Fannie Mae has shuttered its Micro Loans program, a little more than a year after introducing the execution.

The Micro Loans program, which offered multifamily loans of $750,000 or less for properties of five units or more, was rolled out in the first quarter of 2008. But by the second quarter of this year, it had been put in mothballs.

Micro Loans offered some pretty aggressive underwriting as compared to Fannie’s regular Small Loan Program, which was ultimately one of the reasons for its demise, industry watchers say. “It had a very short life,” laments Ken Fazio, national sales manager for Uniondale, N.Y.-based Arbor Commercial Mortgage. “I think on a lot of levels, it mirrored the residential side, where they got overly aggressive.”
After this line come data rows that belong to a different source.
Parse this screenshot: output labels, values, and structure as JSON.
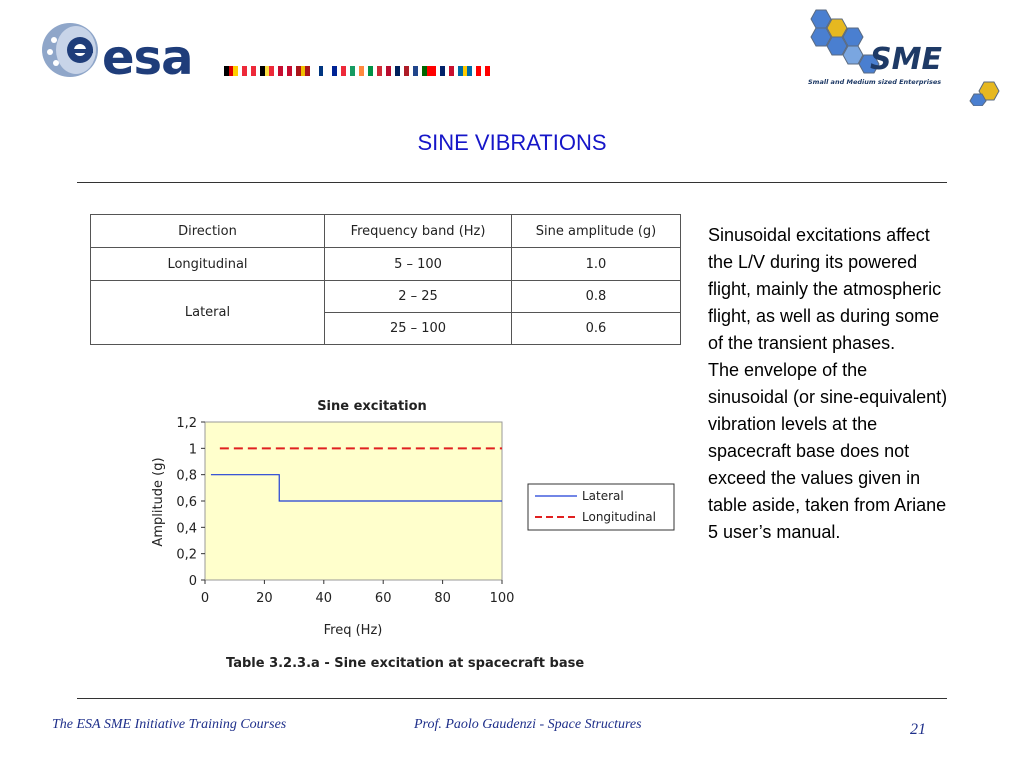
{
  "header": {
    "esa_logo_text": "esa",
    "sme_logo_text": "SME",
    "sme_logo_subtitle": "Small and Medium sized Enterprises",
    "flags": [
      [
        "#000000",
        "#dd0000",
        "#ffce00"
      ],
      [
        "#ed2939",
        "#ffffff",
        "#ed2939"
      ],
      [
        "#000000",
        "#fae042",
        "#ed2939"
      ],
      [
        "#c60c30",
        "#ffffff",
        "#c60c30"
      ],
      [
        "#aa151b",
        "#f1bf00",
        "#aa151b"
      ],
      [
        "#ffffff",
        "#003580",
        "#ffffff"
      ],
      [
        "#002395",
        "#ffffff",
        "#ed2939"
      ],
      [
        "#169b62",
        "#ffffff",
        "#ff883e"
      ],
      [
        "#009246",
        "#ffffff",
        "#ce2b37"
      ],
      [
        "#ba0c2f",
        "#ffffff",
        "#00205b"
      ],
      [
        "#ae1c28",
        "#ffffff",
        "#21468b"
      ],
      [
        "#006600",
        "#ff0000",
        "#ff0000"
      ],
      [
        "#012169",
        "#ffffff",
        "#c8102e"
      ],
      [
        "#006aa7",
        "#fecc00",
        "#006aa7"
      ],
      [
        "#ff0000",
        "#ffffff",
        "#ff0000"
      ]
    ]
  },
  "title": "SINE VIBRATIONS",
  "table": {
    "headers": [
      "Direction",
      "Frequency band (Hz)",
      "Sine amplitude (g)"
    ],
    "rows": [
      {
        "direction": "Longitudinal",
        "band": "5 – 100",
        "amplitude": "1.0"
      },
      {
        "direction": "Lateral",
        "band": "2 – 25",
        "amplitude": "0.8"
      },
      {
        "direction": "",
        "band": "25 – 100",
        "amplitude": "0.6"
      }
    ]
  },
  "chart_data": {
    "type": "line",
    "title": "Sine excitation",
    "xlabel": "Freq (Hz)",
    "ylabel": "Amplitude (g)",
    "xlim": [
      0,
      100
    ],
    "ylim": [
      0,
      1.2
    ],
    "x_ticks": [
      "0",
      "20",
      "40",
      "60",
      "80",
      "100"
    ],
    "y_ticks": [
      "0",
      "0,2",
      "0,4",
      "0,6",
      "0,8",
      "1",
      "1,2"
    ],
    "grid": false,
    "legend_position": "right",
    "plot_background": "#ffffcc",
    "series": [
      {
        "name": "Lateral",
        "color": "#1f3fd6",
        "style": "solid",
        "points": [
          [
            2,
            0.8
          ],
          [
            25,
            0.8
          ],
          [
            25,
            0.6
          ],
          [
            100,
            0.6
          ]
        ]
      },
      {
        "name": "Longitudinal",
        "color": "#e02020",
        "style": "dashed",
        "points": [
          [
            5,
            1.0
          ],
          [
            100,
            1.0
          ]
        ]
      }
    ]
  },
  "caption": "Table 3.2.3.a - Sine excitation at spacecraft base",
  "body_text": [
    "Sinusoidal excitations affect the L/V during its powered flight, mainly the atmospheric flight, as well as during some of the transient phases.",
    "The envelope of the sinusoidal (or sine-equivalent) vibration levels at the spacecraft base does not exceed the values given in table aside, taken from Ariane 5 user’s manual."
  ],
  "footer": {
    "left": "The ESA SME Initiative Training Courses",
    "center": "Prof. Paolo Gaudenzi  -  Space Structures",
    "page_number": "21"
  }
}
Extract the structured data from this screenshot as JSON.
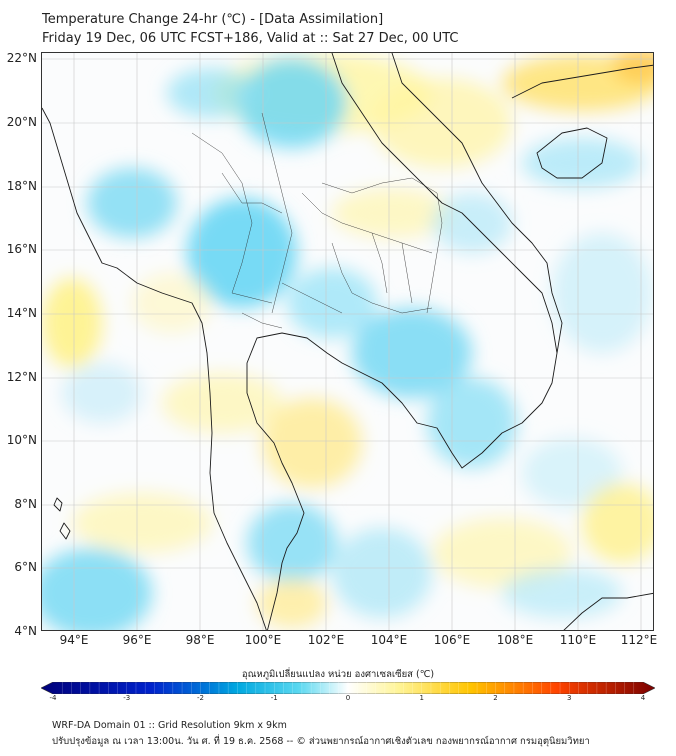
{
  "title": {
    "line1": "Temperature Change 24-hr (℃) - [Data Assimilation]",
    "line2": "Friday 19 Dec, 06 UTC FCST+186, Valid at :: Sat 27 Dec, 00 UTC"
  },
  "map": {
    "region": "Thailand and mainland Southeast Asia",
    "lat_labels": [
      "22°N",
      "20°N",
      "18°N",
      "16°N",
      "14°N",
      "12°N",
      "10°N",
      "8°N",
      "6°N",
      "4°N"
    ],
    "lon_labels": [
      "94°E",
      "96°E",
      "98°E",
      "100°E",
      "102°E",
      "104°E",
      "106°E",
      "108°E",
      "110°E",
      "112°E"
    ]
  },
  "colorbar": {
    "label": "อุณหภูมิเปลี่ยนแปลง หน่วย องศาเซลเซียส (℃)",
    "ticks": [
      "-4",
      "-3",
      "-2",
      "-1",
      "0",
      "1",
      "2",
      "3",
      "4"
    ],
    "min": -4,
    "max": 4,
    "colors": {
      "darkest_cold": "#00007a",
      "cold": "#0022cc",
      "mid_cold": "#00a8e0",
      "light_cold": "#5ad8f0",
      "neutral": "#ffffff",
      "light_warm": "#fff59a",
      "warm": "#ffc400",
      "hot": "#ff4400",
      "darkest_hot": "#7a0000"
    }
  },
  "footer": {
    "line1": "WRF-DA Domain 01 :: Grid Resolution 9km x 9km",
    "line2": "ปรับปรุงข้อมูล ณ เวลา 13:00น. วัน ศ. ที่ 19 ธ.ค. 2568 -- © ส่วนพยากรณ์อากาศเชิงตัวเลข กองพยากรณ์อากาศ กรมอุตุนิยมวิทยา"
  }
}
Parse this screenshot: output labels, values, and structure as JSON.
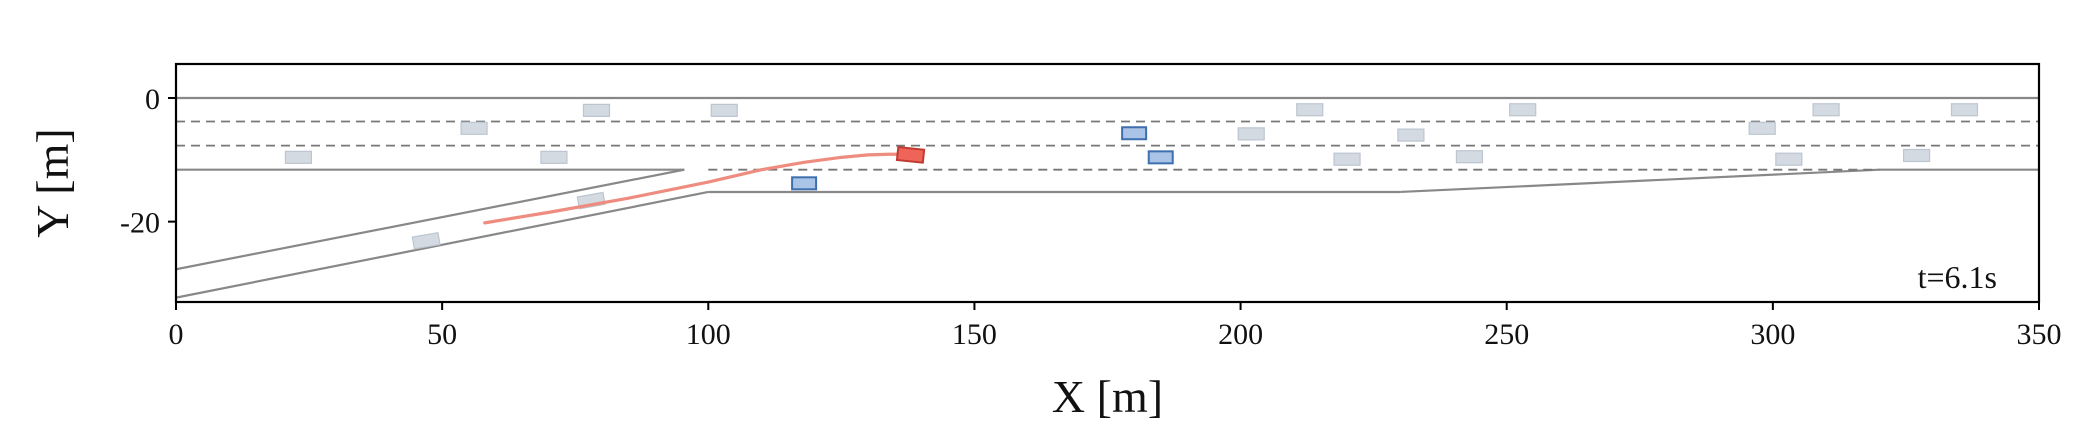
{
  "chart_data": {
    "type": "scatter",
    "xlabel": "X [m]",
    "ylabel": "Y [m]",
    "xlim": [
      0,
      350
    ],
    "ylim": [
      -33,
      5.5
    ],
    "xticks": [
      "0",
      "50",
      "100",
      "150",
      "200",
      "250",
      "300",
      "350"
    ],
    "yticks": [
      "0",
      "-20"
    ],
    "annotation": "t=6.1s",
    "grid": false,
    "colors": {
      "road_line": "#888888",
      "lane_divider": "#777777",
      "trajectory": "#ee8c80",
      "ego_fill": "#ee6458",
      "ego_edge": "#c03a30",
      "agent_fill": "#a9c4e6",
      "agent_edge": "#3e6fae",
      "background_vehicle_fill": "#d4dae2",
      "background_vehicle_edge": "#bcc5d0"
    },
    "road": {
      "edges": [
        [
          [
            0,
            0
          ],
          [
            350,
            0
          ]
        ],
        [
          [
            0,
            -11.6
          ],
          [
            95.5,
            -11.6
          ]
        ],
        [
          [
            95.5,
            -11.6
          ],
          [
            0,
            -27.7
          ]
        ],
        [
          [
            0,
            -32.3
          ],
          [
            100,
            -15.2
          ]
        ],
        [
          [
            100,
            -15.2
          ],
          [
            230,
            -15.2
          ]
        ],
        [
          [
            230,
            -15.2
          ],
          [
            320,
            -11.6
          ]
        ],
        [
          [
            320,
            -11.6
          ],
          [
            350,
            -11.6
          ]
        ]
      ],
      "lane_dividers": [
        [
          [
            0,
            -3.8
          ],
          [
            350,
            -3.8
          ]
        ],
        [
          [
            0,
            -7.7
          ],
          [
            350,
            -7.7
          ]
        ],
        [
          [
            100,
            -11.6
          ],
          [
            320,
            -11.6
          ]
        ]
      ]
    },
    "ego_trajectory": {
      "x": [
        58,
        70,
        85,
        100,
        110,
        118,
        125,
        130,
        134,
        137.5
      ],
      "y": [
        -20.2,
        -18.5,
        -16.2,
        -13.6,
        -11.6,
        -10.4,
        -9.6,
        -9.2,
        -9.1,
        -9.1
      ]
    },
    "ego_vehicle": {
      "x": 138,
      "y": -9.2,
      "heading_deg": -6
    },
    "interacting_vehicles": [
      {
        "x": 118,
        "y": -13.8,
        "heading_deg": 0
      },
      {
        "x": 180,
        "y": -5.7,
        "heading_deg": 0
      },
      {
        "x": 185,
        "y": -9.6,
        "heading_deg": 0
      }
    ],
    "background_vehicles": [
      {
        "x": 23,
        "y": -9.6,
        "heading_deg": 0
      },
      {
        "x": 47,
        "y": -23.1,
        "heading_deg": 10
      },
      {
        "x": 56,
        "y": -4.9,
        "heading_deg": 0
      },
      {
        "x": 71,
        "y": -9.6,
        "heading_deg": 0
      },
      {
        "x": 79,
        "y": -2.0,
        "heading_deg": 0
      },
      {
        "x": 78,
        "y": -16.6,
        "heading_deg": 10
      },
      {
        "x": 103,
        "y": -2.0,
        "heading_deg": 0
      },
      {
        "x": 202,
        "y": -5.8,
        "heading_deg": 0
      },
      {
        "x": 213,
        "y": -1.9,
        "heading_deg": 0
      },
      {
        "x": 220,
        "y": -9.9,
        "heading_deg": 0
      },
      {
        "x": 232,
        "y": -6.0,
        "heading_deg": 0
      },
      {
        "x": 243,
        "y": -9.5,
        "heading_deg": 0
      },
      {
        "x": 253,
        "y": -1.9,
        "heading_deg": 0
      },
      {
        "x": 298,
        "y": -4.9,
        "heading_deg": 0
      },
      {
        "x": 303,
        "y": -9.9,
        "heading_deg": 0
      },
      {
        "x": 310,
        "y": -1.9,
        "heading_deg": 0
      },
      {
        "x": 327,
        "y": -9.3,
        "heading_deg": 0
      },
      {
        "x": 336,
        "y": -1.9,
        "heading_deg": 0
      }
    ]
  }
}
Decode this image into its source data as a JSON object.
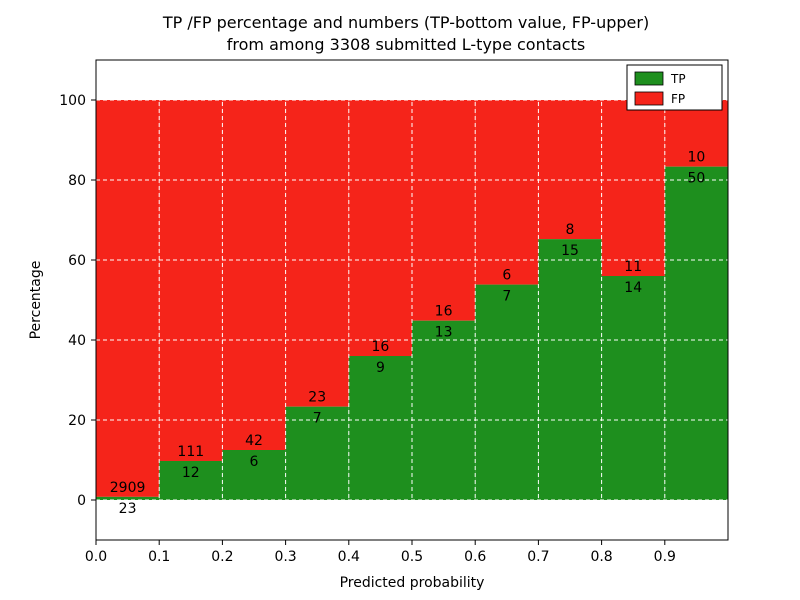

The big issue was a lack of investor demand for the loans: Investors in Mortgage Backed Securities were turned off by the underwriting standards of the program, according to industry watchers. The buzz in the industry is that Micro Loans had a higher default rate than the rest of Fannie’s business.

To be competitive with community banks, the program underwrote to a 1.10x debt service coverage ratio and required much less documentation than the standard Small Loan program. Borrowers didn’t have to supply annual financial statements, and the borrower’s FICO score was a main metric, as opposed to third-party analysis.

Arbor had applied for a license to begin offering the program. But just as they were ramping up the platform to sell to customers, the program was shuttered, Fazio says.
Fannie Mae will still consider doing loans sized at $750,000 or less on a much more select basis, funneling those loans through its Small Loan Program, a company spokesman said.